For a touch of the personal, Urban managed to reference his late father in “Gone Tomorrow (Here Today),” which savors the moment in the face of mortality. He also gave a randy nod to wife Nicole Kidman in “Son Don’t Let Me Down,” which name-checks her role in 1995’s To Die For. The latter track stands out further for its attempt at urbanity—even if Pitbull’s rap sounds like something he came up during a break from working with J.Lo and Rodgers’ bass line is one of the least-funky things he’s ever conceived.

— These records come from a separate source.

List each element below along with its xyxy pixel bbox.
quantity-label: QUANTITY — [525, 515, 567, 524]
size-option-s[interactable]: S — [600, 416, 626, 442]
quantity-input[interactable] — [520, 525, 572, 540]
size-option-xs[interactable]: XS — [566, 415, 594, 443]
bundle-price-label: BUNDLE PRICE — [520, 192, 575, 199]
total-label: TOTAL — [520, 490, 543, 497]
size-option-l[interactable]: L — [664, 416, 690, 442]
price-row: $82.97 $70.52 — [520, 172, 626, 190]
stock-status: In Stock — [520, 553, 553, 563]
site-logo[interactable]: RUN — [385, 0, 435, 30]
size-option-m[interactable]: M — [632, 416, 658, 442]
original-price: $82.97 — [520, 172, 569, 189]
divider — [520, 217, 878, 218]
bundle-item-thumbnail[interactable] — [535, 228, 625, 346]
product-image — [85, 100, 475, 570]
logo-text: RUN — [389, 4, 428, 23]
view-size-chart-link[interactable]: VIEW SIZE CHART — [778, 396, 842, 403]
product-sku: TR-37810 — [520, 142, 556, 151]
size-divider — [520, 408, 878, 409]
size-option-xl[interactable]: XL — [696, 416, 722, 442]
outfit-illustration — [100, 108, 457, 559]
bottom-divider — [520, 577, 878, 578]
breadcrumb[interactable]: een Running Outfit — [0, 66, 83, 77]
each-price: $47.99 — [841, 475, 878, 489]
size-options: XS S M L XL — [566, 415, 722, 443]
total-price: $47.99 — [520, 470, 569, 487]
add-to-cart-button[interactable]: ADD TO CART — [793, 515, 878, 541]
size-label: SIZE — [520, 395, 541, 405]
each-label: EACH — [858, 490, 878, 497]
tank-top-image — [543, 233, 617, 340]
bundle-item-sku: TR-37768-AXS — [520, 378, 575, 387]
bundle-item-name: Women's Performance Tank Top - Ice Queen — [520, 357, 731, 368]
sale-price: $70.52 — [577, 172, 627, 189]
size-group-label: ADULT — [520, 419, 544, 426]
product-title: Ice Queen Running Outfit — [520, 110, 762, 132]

Urban also does himself no favors by approving so many cynically conforming lyrics. “John Cougar, John Deere John 3:16” reduces a man’s identity to a series of branding opportunities. “Boy Gets A Truck” trots out the plot of a common life with a shocking lack of perspective, while other tracks find Urban sleepwalking through his familiar persona, as protector and pep-talk dispenser. In the only song where he risks real pain, “That Could Still Be Us,” he self-consciously cracks his voice to simulate emotion.

Then again, depth isn’t Urban’s calling card. Fun is, and he managed to find a fresh expression for it in “Gone Tomorrow,” in which his trademark six string banjo mimics the flinty texture of a sitar. It’s also cool that in “Habit of You” Israeli producer K-Kov gave the tune a middle eastern lilt. Best, though, is “The Fighter,” a duet with Carrie Underwood which hasn’t a hint of country but which has just enough synth-pop pluck to become a pan-genre smash.